Amin compellingly describes the confusion the West has got itself into over the question now of finding, in an overall situation that seems to be edging unhappily closer to disintegration as the 2014 exit date looms, some way of healing divisions through some kind of negotiated share in governance of the Taliban: as he puts it, ‘on the one hand the USA and Karzai [have] favoured reconciliation with the Taliban, but on the other they [have] remained focused on fighting and killing as many of them as possible’.

After nearly 11 years of the US-led intervention – in a conflict which, as Amin points out, has  gone on longer than the Second World War, the Vietnam War, the Iraq War and the Soviet occupation of the country – Afghanistan is supposedly now on a path from 'transition' to 'transformation'. The US and its allies are due to hand over the command of all security operations to the Afghan forces in less than a year's time and pull out most of their troops from the country by the end of 2014.

To ensure the success of this strategy and make the Afghans feel that they will not be left in the lurch, at last July's international donors' conference on Afghanistan in Tokyo, the international community, led by the United States, pledged $16 billion in civilian aid to the war-torn country over the next 4 years. The Tokyo pledge followed a promise of $4.1 billion of annual security assistance at the May Chicago meeting on Afghanistan over a similar period and beyond. The Tokyo conference also set up a monitoring mechanism, with an uncompromising call on the Afghan government to tackle the issues of poor governance, endemic corruption, and human rights violations – something that President Hamid Karzai promised once again to fulfil.

It is difficult, unhappily, to believe that any of this will produce a brighter future for the Afghan people.  Overall, it is hard to disagree with Amin’s  conclusion that, as this book went to press a few months ago, ‘Once again, the future of Afghanistan remained shrouded in uncertainty, unpredictability and volatility’.

The first edition of this book was described by The Wall Street Journal as one of the ‘Five Best’ books ever written on Afghanistan, and I’m sure that this revised and updated version will, in a crowded field, maintain and maybe even improve upon that status.

Amin Saikal is one of the ANU finest scholars, with a strong and thoroughly deserved international reputation based on his many books – including that on the rise and fall of Iran’s Shah, which remains an acknowledged classic – and numerous  articles in scholarly journals, as well as innumerable contributions to international and Australian debate in policy-focused opinion articles.

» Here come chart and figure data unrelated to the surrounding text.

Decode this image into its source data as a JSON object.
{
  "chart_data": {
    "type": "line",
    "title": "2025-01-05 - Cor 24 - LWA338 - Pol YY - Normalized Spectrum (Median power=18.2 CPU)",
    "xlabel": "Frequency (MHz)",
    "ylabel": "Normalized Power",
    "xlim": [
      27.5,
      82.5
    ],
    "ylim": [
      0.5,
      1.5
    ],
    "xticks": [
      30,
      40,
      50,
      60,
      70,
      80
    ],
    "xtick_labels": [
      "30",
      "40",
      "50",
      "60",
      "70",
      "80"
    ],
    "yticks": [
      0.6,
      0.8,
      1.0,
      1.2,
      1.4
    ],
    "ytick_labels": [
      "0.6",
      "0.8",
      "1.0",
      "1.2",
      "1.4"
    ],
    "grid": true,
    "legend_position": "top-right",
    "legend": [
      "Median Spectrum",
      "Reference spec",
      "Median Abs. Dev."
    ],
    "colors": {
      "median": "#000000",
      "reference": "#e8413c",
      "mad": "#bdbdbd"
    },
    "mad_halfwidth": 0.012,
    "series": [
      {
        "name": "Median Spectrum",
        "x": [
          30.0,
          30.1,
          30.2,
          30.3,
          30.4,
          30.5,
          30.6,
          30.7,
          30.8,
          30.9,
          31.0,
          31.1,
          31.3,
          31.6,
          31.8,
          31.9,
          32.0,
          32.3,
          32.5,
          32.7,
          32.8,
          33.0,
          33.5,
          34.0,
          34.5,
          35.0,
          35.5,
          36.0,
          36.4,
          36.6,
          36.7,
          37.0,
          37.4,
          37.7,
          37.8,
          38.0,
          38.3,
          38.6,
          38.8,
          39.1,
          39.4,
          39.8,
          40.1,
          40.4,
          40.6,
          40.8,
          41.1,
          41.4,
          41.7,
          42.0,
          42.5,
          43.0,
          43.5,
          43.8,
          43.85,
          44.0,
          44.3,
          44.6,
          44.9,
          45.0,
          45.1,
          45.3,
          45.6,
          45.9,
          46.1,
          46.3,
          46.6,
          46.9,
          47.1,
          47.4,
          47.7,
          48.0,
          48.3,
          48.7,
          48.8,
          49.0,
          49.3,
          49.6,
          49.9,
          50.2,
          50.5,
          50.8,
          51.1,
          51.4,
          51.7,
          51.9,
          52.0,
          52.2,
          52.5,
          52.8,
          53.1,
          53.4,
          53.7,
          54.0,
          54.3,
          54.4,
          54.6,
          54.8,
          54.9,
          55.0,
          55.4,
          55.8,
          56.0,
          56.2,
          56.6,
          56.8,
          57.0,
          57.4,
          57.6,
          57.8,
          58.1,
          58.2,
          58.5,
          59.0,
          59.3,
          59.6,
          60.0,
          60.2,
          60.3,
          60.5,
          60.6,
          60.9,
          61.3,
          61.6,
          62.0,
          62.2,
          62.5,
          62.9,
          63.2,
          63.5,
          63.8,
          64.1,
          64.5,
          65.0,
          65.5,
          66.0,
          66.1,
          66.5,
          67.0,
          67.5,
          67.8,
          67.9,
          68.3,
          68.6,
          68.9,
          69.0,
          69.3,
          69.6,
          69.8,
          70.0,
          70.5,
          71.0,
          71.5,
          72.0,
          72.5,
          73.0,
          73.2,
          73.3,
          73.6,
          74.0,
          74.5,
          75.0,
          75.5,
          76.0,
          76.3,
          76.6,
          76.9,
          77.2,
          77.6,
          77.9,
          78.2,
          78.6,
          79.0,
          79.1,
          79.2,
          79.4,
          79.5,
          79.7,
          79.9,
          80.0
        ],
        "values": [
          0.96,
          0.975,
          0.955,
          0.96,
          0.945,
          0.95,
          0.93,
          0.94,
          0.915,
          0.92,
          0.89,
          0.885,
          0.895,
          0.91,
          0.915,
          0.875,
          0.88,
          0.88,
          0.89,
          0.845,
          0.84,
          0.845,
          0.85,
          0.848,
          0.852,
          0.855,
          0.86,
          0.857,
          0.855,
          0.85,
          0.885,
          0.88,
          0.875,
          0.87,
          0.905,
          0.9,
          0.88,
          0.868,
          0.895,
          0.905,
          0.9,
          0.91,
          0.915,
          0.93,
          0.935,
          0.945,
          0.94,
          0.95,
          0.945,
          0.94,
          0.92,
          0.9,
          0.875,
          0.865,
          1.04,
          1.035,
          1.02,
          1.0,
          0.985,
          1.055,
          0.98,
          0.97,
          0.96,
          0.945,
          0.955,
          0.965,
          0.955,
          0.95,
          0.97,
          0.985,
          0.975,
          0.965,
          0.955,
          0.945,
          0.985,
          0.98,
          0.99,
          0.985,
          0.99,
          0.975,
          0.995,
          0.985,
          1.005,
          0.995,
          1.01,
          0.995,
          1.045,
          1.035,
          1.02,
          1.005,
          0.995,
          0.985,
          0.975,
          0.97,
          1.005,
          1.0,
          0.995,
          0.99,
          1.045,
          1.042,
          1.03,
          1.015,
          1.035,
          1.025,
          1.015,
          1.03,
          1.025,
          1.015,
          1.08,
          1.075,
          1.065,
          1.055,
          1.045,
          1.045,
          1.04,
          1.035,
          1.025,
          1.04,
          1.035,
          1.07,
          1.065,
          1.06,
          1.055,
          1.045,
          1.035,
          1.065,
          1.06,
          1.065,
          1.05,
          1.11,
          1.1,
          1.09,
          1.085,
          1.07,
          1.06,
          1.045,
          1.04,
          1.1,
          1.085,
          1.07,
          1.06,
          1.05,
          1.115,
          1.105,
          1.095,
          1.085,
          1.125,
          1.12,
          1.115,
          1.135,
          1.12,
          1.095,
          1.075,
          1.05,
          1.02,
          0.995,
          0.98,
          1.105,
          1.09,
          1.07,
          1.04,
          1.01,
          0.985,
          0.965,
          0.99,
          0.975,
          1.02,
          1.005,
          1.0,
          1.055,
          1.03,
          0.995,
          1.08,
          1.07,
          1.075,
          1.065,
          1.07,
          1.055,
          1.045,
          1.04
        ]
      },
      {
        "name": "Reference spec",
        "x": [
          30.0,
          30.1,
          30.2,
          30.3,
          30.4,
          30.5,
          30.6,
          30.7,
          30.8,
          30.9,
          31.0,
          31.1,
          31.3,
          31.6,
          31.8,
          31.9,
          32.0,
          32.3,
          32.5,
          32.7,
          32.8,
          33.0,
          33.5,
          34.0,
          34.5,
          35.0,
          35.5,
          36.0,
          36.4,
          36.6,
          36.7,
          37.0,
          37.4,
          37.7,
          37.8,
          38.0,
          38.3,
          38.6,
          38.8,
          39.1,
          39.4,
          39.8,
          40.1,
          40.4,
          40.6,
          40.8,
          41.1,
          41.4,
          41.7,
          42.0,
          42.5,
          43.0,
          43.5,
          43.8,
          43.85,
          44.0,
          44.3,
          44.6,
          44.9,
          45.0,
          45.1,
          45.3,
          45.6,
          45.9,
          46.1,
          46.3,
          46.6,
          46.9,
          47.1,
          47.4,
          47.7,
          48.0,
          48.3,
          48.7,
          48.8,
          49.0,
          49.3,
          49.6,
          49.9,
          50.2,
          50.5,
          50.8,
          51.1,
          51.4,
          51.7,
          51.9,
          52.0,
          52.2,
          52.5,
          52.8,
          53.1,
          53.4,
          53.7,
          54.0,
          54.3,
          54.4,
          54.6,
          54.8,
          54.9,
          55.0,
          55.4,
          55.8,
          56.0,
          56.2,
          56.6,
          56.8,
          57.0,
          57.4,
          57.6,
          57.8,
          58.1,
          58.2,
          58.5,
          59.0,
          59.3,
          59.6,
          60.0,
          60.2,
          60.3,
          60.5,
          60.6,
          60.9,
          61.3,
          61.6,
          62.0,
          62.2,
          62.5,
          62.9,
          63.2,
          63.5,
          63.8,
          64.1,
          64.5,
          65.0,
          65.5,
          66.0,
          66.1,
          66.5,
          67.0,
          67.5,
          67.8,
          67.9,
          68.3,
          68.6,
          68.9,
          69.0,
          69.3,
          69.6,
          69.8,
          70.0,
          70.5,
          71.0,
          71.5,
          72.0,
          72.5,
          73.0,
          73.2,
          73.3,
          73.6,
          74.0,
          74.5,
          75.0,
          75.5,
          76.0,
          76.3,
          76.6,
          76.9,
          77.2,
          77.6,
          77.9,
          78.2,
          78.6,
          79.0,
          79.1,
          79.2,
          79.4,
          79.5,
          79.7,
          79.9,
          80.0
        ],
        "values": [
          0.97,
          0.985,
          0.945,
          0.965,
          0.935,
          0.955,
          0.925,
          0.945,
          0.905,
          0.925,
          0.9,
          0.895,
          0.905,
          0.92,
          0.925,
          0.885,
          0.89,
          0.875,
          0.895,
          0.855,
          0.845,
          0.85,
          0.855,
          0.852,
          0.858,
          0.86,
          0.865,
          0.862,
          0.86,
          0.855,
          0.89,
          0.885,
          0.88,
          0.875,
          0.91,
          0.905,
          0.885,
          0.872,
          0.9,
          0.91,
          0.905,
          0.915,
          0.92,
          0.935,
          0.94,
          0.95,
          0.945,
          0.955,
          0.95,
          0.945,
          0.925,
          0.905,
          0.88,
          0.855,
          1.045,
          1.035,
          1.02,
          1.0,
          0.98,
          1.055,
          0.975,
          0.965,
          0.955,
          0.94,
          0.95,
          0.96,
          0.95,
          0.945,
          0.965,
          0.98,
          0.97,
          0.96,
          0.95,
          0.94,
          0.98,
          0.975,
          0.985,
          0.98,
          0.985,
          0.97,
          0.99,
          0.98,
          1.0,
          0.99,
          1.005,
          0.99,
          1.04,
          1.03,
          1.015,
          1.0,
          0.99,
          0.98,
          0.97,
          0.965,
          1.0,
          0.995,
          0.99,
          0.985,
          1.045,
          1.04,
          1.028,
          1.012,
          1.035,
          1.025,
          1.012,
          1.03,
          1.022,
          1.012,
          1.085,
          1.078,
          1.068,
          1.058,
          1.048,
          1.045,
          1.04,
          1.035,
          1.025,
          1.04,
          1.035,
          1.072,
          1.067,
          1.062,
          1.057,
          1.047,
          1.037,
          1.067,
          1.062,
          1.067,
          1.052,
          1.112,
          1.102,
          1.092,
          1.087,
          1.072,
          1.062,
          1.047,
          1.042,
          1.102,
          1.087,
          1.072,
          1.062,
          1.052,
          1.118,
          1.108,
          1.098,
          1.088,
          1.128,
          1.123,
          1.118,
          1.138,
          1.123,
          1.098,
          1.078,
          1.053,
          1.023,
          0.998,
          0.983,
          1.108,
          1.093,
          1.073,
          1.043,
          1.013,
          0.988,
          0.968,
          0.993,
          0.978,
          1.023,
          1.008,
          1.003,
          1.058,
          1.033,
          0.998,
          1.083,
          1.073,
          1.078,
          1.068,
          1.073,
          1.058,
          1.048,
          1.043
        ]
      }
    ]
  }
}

One of the enduring mysteries of academic life for those, like me, with a strong real-world policy orientation, and a hunger for sophisticated policy-relevant analysis, is how little anything seems to count in the competitive research metrics apart from contributions to peer-reviewed journals, the contents of the  great majority of which are not read or cited by anyone other than other academics. I’m not sure that Amin has been given the credit he deserves for an output, particularly in his books like this one, which overwhelmingly meets the highest standards of formal scholarship, but at the same time is read by policymakers and influences the policy debate.

Amin’s writing is of course not the only string to his bow, as the head of this highly internationally-regarded Centre for Arab and Islamic Studies, which teaches a formidably broad range of subjects and, unusually for many comparable centres, pays it way because of the number, quality and level of the students it attracts.

We are proud to have Amin Saikal and his Centre as indispensable parts of the ANU  community, and the publication of this splendid book can only add lustre to the reputations of them both. I am delighted to declare it duly launched.